Netflix as case study: a 0.8% federal tax rate last year
The CBS MoneyWatch review of S&P 500 filings illustrates how the corporate tax game is often won at home these days, helped by an accumulation of domestic tax breaks and increasingly generous credits.
Consider Netflix, which declined to comment for this story. The streaming service expensed $369 million for taxes last year, its filings state. But 75% of that was for taxes outside of the U.S. Another 18% of Netflix's tax expenses were for state or local taxes. Just 7% of its overall tax total was set aside for federal income taxes.
Netflix is booming worldwide during the pandemic but it still generates almost all its income in the U.S. — $2.8 billion, or nearly 88%, of its $3.2 billion in pretax profits last year, according to its latest annual financial filing.
Based on those domestic profits, Netflix could have owed roughly $590 million in federal income taxes, given the current U.S. corporate rate of 21%. Netflix likely didn't pay anything close to that. Instead, a variety of tax breaks and credits, passed in recent years by Washington or long blessed by the U.S. tax code, allowed the company to pay far less.
The biggest break came from stock options, which get preferential treatment for tax purposes. That saved Netflix nearly $340 million last year. Next, Netflix reported spending $1.8 billion on technology and development, in turn getting $110 million in federal tax credits. Then there was Trump's corporate tax cut, which allowed Netflix to save an additional $90 million on its IRS bill.

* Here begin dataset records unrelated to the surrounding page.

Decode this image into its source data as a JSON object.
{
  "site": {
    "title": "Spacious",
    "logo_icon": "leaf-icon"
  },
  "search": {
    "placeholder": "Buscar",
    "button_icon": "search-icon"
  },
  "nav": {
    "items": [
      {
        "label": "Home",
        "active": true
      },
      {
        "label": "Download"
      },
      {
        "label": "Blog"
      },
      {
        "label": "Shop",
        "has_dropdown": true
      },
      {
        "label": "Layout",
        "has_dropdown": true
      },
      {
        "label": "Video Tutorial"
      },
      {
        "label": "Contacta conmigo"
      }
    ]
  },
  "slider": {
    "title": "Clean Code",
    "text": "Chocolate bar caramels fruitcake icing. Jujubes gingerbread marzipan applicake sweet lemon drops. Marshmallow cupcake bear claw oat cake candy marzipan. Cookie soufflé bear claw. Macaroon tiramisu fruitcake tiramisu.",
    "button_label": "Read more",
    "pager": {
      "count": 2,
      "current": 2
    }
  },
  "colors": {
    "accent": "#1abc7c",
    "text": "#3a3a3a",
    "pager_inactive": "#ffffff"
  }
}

Add up those three breaks, along with a few other small ones, and the result is Netflix expensed just $24 million last year for federal U.S. income taxes. That's an effective tax rate of just 0.8% on its $2.8 billion in U.S. pretax profits.
On the other side of the map, the trail of taxes for Netflix's overseas profits heads north, not south.

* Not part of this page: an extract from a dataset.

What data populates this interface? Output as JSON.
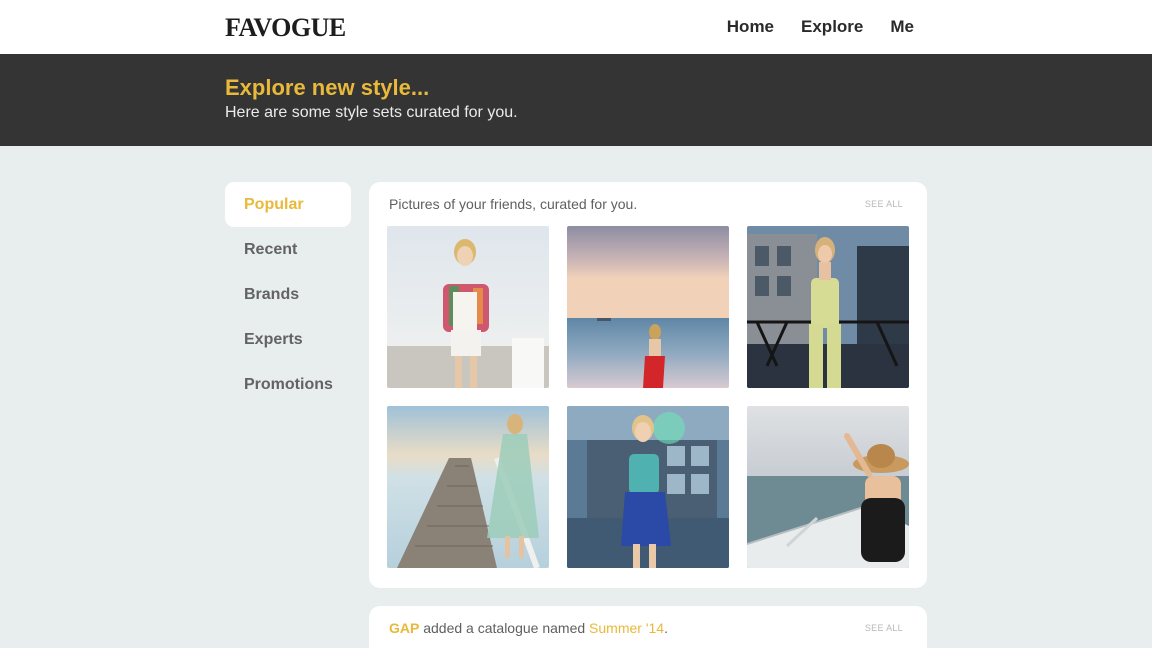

Netflix made $400 million in profits in its foreign operations, which, had they been taxed at the U.S. rate of 21%, would have generated an $85 million tax bill for Netflix. Instead, Netflix said in its filing it faces a higher rate of income tax overseas than in the U.S. — an average of 24%, which added $12 million in reported tax expenses in 2020.
In addition, Netflix said a "global corporate simplification" last year resulted in a one-time foreign tax expense of $135 million.

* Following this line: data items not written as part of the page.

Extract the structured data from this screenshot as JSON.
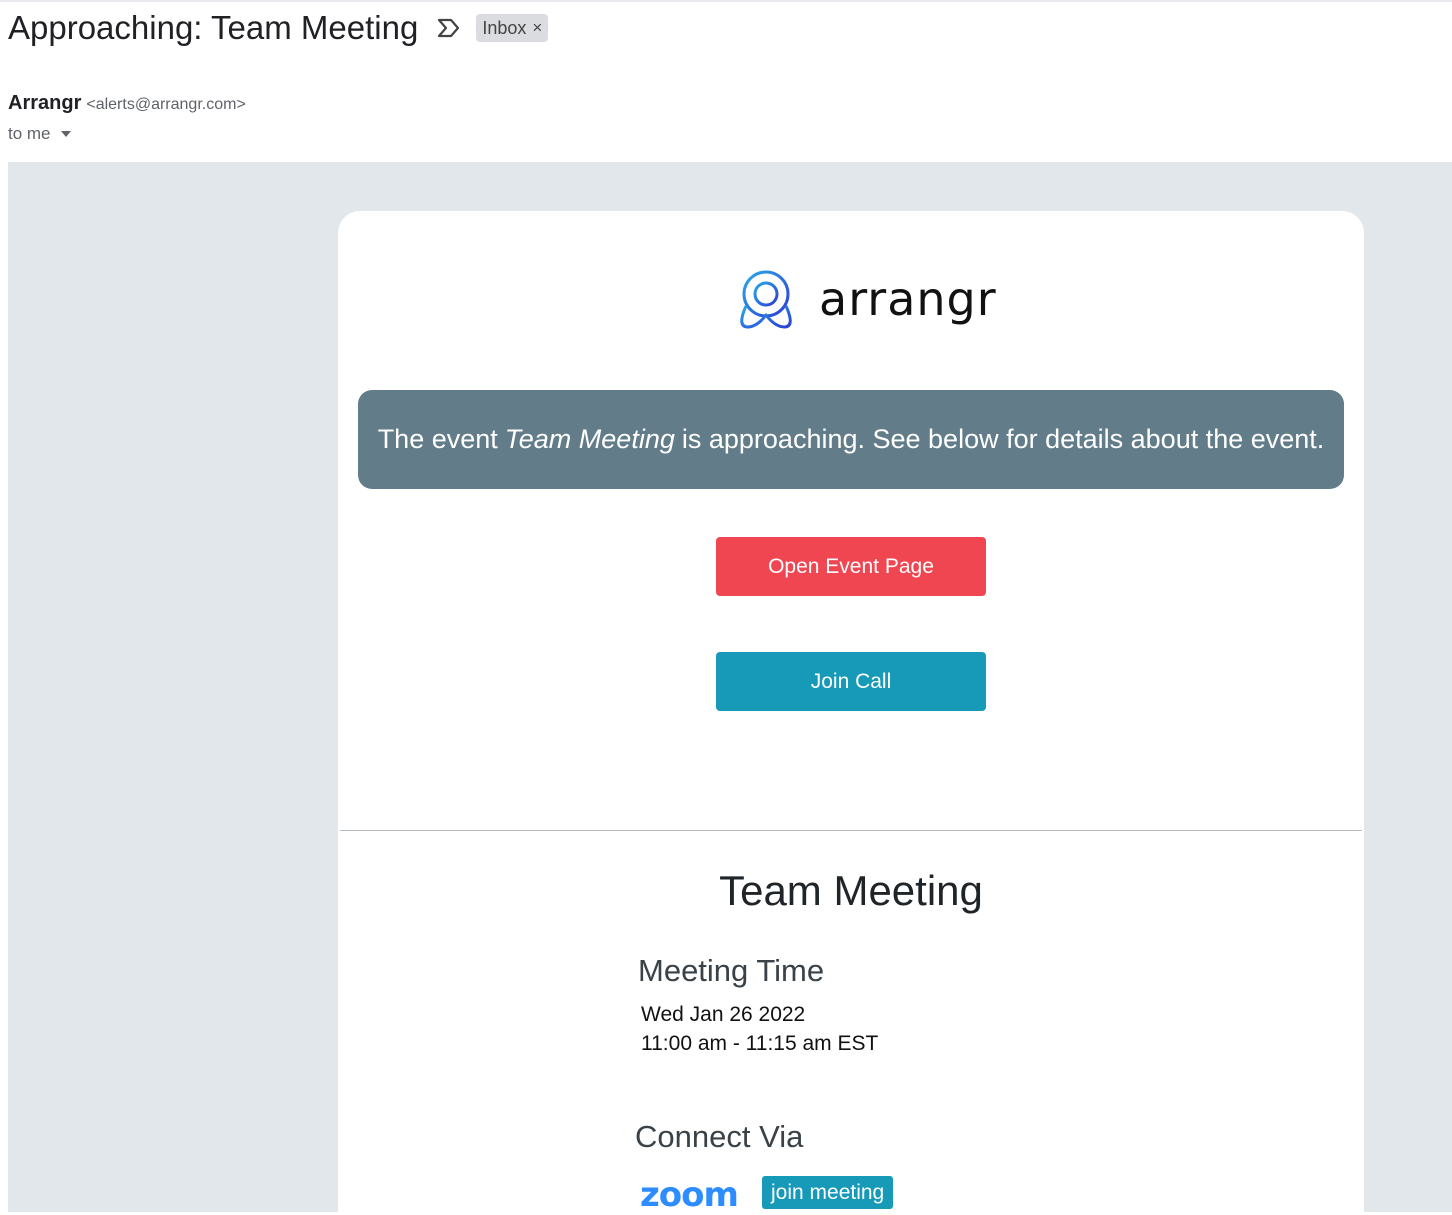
{
  "email": {
    "subject": "Approaching: Team Meeting",
    "label": "Inbox",
    "label_remove": "×",
    "sender_name": "Arrangr",
    "sender_email": "<alerts@arrangr.com>",
    "recipient": "to me"
  },
  "body": {
    "logo_text": "arrangr",
    "banner": {
      "prefix": "The event",
      "event_name": "Team Meeting",
      "suffix": "is approaching. See below for details about the event."
    },
    "open_event_button": "Open Event Page",
    "join_call_button": "Join Call",
    "event_title": "Team Meeting",
    "meeting_time_heading": "Meeting Time",
    "meeting_date": "Wed Jan 26 2022",
    "meeting_time": "11:00 am - 11:15 am EST",
    "connect_heading": "Connect Via",
    "zoom_logo": "zoom",
    "join_meeting_button": "join meeting"
  },
  "colors": {
    "banner": "#627d89",
    "open_event": "#ef4652",
    "join_call": "#1799b8",
    "zoom": "#2d8cff",
    "mail_background": "#e2e7eb"
  }
}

Add those two tax charges, along with some other smaller ones, and Netflix's foreign tax expense for last year reached $277 million, for a hefty effective tax rate of 68% on its $400 million in foreign pre-tax profits.
"The European Union, for one, has done a better job in regulating companies and the income tax rate they pay," said Dean Baker, who co-founded the left-leaning Center for Economic and Policy Research. "The IRS, on the other hand, has mostly looked the other way."